Откровенная беседа быстро сближала. Говорили и о политике, и о литературе, и о Пушкине, и о семейных делах. Прошел какой-нибудь час, а Баратынский смотрел уже на маленького, густобрового и взъерошенного отставного генерала влюбленными глазами. И в голове сами собой начинали слагаться взволнованные стихи о первой встрече с ним:

Пока с восторгом я умею

Внимать рассказу славных дел,

Любовью к чести пламенею

И к песням муз не охладел,

Покуда русский я душою,

Забуду ль о счастливом дне,

Когда приятельской рукою

Пожал Давыдов руку мне!

Так, так! покуда сердце живо

И трепетать ему не лень,

В воспоминаньи горделиво

Хранить я буду оный день!

Клянусь, Давыдов благородный,

Я в том отчизною свободной.

Твоею лирой боевой,

И в славный год войны народной

В народе славной бородой!83

Баратынский, вытерпевший за годы солдатчины столько всяких обид и унижений, особенно нуждался в добром человеческом отношении. Но судьба продолжала его мучить. Мать, жившая в подмосковном имении, заболела тяжелым психическим расстройством. Родные смотрели на него со скрытым недоверием, как на каторжника, отбывшего наказание.

Не удивительно, что Баратынский быстро и прочно сблизился с Денисом Давыдовым, в котором обрел отзывчивого и попечительного друга. Софье Николаевне молодой поэт тоже пришелся по душе. Он стал в доме Давыдовых своим человеком.

Зная, как тяготит его военная служба, Денис Васильевич посоветовал:

– Если решил просить отставку, то медлить не надо. Лучшего времени для этого не сыщешь! Пока идет, как ты говоришь, игра короной в волан, Закревский на свой риск враз все устроит…

Баратынский согласился. Денис Васильевич не замедлил отписать старому другу:

«Мой протеже Баратынский здесь, часто бывает у меня, когда не болен, ибо здоровье его незавидное. Он жалок относительно обстоятельств его домашних, ты их знаешь – мать полоумная, и, следовательно, дела идут плохо. Ему надо непременно идти в отставку, что я ему советовал, и он совет мой принял. Сделай же милость, одолжи меня, позволь ему выйти в отставку, и когда просьба придет, то реши скорей – за что я в ножки поклонюсь тебе, ты меня этим навек обяжешь»..

Письмо было написано 10 декабря 1825 года. А спустя несколько дней Денис Васильевич отправился проведать Бегичевых и возвратился от них поздней ночью сам не свой.
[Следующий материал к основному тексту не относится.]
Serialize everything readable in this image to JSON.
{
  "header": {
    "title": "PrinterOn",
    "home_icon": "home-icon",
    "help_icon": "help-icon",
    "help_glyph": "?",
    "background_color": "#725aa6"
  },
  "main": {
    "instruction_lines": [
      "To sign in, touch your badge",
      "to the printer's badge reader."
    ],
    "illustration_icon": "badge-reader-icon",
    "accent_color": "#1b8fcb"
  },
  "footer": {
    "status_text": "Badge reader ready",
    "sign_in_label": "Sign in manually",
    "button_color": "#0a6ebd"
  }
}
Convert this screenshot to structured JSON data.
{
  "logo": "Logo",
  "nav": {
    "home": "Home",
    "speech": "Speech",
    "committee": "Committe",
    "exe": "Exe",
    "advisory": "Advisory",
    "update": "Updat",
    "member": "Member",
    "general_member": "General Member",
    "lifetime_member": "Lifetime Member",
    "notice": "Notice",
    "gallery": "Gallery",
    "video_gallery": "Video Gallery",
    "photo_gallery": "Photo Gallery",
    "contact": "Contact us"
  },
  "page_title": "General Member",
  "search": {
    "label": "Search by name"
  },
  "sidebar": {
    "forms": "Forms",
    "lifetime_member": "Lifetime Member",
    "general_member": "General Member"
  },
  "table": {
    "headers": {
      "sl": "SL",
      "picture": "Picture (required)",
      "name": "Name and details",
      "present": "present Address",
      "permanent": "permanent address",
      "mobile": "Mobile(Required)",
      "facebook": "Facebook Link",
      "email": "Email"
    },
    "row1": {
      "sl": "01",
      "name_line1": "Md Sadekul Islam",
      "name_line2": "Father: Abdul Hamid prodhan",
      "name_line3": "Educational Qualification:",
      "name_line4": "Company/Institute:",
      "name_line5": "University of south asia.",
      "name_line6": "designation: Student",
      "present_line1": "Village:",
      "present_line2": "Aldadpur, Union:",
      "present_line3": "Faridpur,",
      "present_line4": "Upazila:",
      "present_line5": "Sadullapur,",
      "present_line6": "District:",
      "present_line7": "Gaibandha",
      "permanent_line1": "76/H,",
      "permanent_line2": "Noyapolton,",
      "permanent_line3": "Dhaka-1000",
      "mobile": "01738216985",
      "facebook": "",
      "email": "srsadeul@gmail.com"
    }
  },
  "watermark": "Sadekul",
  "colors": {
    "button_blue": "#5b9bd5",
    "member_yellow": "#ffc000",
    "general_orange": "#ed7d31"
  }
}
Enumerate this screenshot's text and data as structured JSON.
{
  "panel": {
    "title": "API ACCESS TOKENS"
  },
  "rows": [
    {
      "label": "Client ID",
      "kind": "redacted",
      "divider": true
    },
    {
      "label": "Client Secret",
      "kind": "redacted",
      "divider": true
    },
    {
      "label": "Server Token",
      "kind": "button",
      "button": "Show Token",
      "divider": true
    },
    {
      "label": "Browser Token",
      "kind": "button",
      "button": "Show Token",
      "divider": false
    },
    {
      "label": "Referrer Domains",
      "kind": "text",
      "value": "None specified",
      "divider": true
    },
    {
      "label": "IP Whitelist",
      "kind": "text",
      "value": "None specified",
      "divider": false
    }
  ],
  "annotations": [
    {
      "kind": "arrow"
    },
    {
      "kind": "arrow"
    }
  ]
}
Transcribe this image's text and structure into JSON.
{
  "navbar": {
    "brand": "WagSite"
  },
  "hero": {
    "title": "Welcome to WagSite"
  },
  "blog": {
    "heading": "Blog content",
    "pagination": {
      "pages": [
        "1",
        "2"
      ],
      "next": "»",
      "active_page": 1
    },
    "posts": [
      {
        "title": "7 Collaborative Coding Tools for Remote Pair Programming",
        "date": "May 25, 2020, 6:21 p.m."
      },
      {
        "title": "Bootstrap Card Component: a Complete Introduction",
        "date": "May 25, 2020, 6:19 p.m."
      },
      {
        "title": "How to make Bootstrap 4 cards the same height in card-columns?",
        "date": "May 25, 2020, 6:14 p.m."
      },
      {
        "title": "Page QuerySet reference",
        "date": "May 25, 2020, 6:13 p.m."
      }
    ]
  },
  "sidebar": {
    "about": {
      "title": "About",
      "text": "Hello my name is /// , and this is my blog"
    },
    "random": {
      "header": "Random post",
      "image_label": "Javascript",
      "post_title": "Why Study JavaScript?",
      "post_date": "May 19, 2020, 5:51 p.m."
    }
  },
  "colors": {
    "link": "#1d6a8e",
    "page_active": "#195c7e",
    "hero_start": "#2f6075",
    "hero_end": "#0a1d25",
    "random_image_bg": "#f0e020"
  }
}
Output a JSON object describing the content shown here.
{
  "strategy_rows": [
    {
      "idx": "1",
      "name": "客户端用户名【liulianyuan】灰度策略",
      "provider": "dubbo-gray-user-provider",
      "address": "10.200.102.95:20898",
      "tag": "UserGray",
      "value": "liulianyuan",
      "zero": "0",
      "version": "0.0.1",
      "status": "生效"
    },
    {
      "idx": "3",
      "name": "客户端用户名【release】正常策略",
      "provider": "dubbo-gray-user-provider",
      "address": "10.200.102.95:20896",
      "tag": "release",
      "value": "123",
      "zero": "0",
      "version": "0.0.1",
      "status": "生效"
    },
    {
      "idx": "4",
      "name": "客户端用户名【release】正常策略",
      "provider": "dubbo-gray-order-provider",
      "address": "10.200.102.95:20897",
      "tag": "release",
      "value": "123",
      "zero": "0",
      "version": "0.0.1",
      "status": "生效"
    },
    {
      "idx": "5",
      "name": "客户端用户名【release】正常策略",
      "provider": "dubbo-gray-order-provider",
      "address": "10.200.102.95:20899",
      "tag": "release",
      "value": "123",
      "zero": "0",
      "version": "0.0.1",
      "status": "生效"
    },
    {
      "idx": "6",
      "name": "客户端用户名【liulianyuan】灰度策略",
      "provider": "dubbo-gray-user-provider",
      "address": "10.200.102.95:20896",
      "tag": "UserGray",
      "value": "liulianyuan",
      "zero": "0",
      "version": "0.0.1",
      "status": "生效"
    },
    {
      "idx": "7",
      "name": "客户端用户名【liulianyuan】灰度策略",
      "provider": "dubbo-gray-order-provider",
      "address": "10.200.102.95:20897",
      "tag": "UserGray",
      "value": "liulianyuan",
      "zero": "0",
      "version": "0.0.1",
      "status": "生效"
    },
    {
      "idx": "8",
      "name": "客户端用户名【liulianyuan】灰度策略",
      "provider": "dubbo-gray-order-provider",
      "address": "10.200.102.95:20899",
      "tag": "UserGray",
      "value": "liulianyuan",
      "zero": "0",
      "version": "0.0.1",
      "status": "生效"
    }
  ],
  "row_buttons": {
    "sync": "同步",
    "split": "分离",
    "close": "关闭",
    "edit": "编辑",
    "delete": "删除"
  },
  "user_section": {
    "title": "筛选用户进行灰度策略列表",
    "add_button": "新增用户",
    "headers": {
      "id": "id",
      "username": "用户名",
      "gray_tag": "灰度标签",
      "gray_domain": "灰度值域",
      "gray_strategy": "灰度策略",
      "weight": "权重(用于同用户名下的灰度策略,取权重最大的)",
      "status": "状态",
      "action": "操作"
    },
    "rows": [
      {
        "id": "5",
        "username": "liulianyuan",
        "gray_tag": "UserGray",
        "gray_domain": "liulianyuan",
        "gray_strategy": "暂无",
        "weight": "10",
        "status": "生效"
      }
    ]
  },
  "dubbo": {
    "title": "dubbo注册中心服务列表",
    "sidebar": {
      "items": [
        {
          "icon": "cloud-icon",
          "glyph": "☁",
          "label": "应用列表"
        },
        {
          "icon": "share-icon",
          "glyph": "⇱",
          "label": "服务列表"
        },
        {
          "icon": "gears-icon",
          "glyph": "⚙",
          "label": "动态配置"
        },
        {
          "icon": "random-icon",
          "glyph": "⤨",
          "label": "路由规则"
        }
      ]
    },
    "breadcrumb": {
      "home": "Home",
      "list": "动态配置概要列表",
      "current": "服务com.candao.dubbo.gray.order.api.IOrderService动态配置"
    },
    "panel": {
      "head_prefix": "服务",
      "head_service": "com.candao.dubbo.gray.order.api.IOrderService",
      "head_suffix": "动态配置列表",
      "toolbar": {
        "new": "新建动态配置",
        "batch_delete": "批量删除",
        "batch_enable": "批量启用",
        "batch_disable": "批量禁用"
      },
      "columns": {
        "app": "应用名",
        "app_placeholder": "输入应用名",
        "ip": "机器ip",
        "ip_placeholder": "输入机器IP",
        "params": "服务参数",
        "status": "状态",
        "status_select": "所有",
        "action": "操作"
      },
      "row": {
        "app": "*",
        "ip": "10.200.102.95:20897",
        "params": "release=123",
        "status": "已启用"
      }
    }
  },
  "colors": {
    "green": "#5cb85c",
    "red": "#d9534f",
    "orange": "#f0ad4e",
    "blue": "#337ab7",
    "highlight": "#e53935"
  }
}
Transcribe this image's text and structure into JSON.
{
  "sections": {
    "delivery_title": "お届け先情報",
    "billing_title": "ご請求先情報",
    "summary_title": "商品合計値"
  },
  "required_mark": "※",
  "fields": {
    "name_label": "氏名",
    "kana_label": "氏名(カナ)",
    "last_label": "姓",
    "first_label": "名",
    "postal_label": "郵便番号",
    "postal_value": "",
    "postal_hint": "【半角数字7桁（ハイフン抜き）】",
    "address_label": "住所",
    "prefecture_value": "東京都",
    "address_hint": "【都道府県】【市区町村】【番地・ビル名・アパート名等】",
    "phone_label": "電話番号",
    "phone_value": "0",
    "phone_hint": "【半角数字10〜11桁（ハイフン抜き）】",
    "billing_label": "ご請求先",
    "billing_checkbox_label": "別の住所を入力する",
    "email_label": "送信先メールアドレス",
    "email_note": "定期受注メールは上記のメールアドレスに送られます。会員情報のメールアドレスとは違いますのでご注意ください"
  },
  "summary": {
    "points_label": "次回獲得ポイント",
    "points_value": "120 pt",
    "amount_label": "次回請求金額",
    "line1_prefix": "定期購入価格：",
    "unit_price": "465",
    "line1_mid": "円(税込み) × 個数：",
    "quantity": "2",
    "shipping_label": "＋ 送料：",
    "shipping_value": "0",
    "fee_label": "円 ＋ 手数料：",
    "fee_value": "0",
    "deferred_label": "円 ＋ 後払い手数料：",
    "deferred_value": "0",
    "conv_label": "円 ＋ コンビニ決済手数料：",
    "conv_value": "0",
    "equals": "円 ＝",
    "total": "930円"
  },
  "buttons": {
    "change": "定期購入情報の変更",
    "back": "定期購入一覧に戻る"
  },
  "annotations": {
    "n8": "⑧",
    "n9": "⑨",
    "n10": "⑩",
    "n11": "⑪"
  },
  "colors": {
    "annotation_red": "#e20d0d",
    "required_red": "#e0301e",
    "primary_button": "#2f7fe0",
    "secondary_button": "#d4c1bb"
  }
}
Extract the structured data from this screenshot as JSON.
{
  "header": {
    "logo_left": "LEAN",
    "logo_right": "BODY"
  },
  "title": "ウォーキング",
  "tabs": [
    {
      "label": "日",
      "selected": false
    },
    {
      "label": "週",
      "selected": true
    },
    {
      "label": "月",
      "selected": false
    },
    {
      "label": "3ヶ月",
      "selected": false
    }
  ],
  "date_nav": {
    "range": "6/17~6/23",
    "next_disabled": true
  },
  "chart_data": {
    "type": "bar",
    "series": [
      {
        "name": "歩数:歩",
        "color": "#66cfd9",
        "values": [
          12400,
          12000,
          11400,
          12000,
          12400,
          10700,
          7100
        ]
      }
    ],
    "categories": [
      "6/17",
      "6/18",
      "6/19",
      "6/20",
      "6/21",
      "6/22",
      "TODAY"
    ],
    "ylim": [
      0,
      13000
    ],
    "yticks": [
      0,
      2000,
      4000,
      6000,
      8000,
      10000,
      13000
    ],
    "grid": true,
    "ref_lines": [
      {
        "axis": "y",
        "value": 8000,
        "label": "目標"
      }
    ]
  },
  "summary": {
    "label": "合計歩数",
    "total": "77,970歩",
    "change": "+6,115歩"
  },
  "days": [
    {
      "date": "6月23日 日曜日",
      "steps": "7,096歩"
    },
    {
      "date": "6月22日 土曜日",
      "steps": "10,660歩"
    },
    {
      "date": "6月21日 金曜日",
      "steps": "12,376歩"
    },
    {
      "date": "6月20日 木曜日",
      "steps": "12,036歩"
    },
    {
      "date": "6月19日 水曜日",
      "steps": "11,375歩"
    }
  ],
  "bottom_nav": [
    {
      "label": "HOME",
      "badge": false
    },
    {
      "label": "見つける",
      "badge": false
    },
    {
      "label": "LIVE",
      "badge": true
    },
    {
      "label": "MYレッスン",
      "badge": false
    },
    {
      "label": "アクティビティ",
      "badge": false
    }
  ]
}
Софья Николаевна, встретившая мужа в передней, сразу почуяла беду. Но расспрашивать не решилась. Молча прошла за ним в кабинет, зажгла свечи.

Он остановился в остолбенении посреди комнаты. Потом перевел блуждающий взгляд на жену, проговорил не очень связно хриплым голосом:

– В Петербурге произошло восстание. Расстреливали картечью. Случилось то, чего я опасался. Выступление воинских частей подготовлялось тайным обществом. Все открыто. Схвачены Рылеев, Бестужев, Якубович… Начинается расправа, и, судя по всему, она будет жестокой!

– Боже мой, как это ужасно, – прошептала Софья Николаевна, глядя с тревогой на помертвевшее лицо мужа, – но ведь тебе, мой друг… разве тебе тоже может что-то угрожать?

– Не знаю, не знаю, не спрашивай… Думаю не о себе, а о тех, кто был связан с тайным обществом… Страшит участь Базиля! Других близких! А что ожидает Ермолова? Ведь Якубович отрицал существование кавказского общества, как и свою причастность к заговорщикам, а оказался среди них… Что же теперь будет, что будет!

Денис Васильевич схватился за голову и с глухим стоном Медленно, словно больной, повалился на диван. Софья Николаевна знала, что сейчас лучше всего побыть ему одному. Она тихо вышла из кабинета и прикрыла за собой дверь.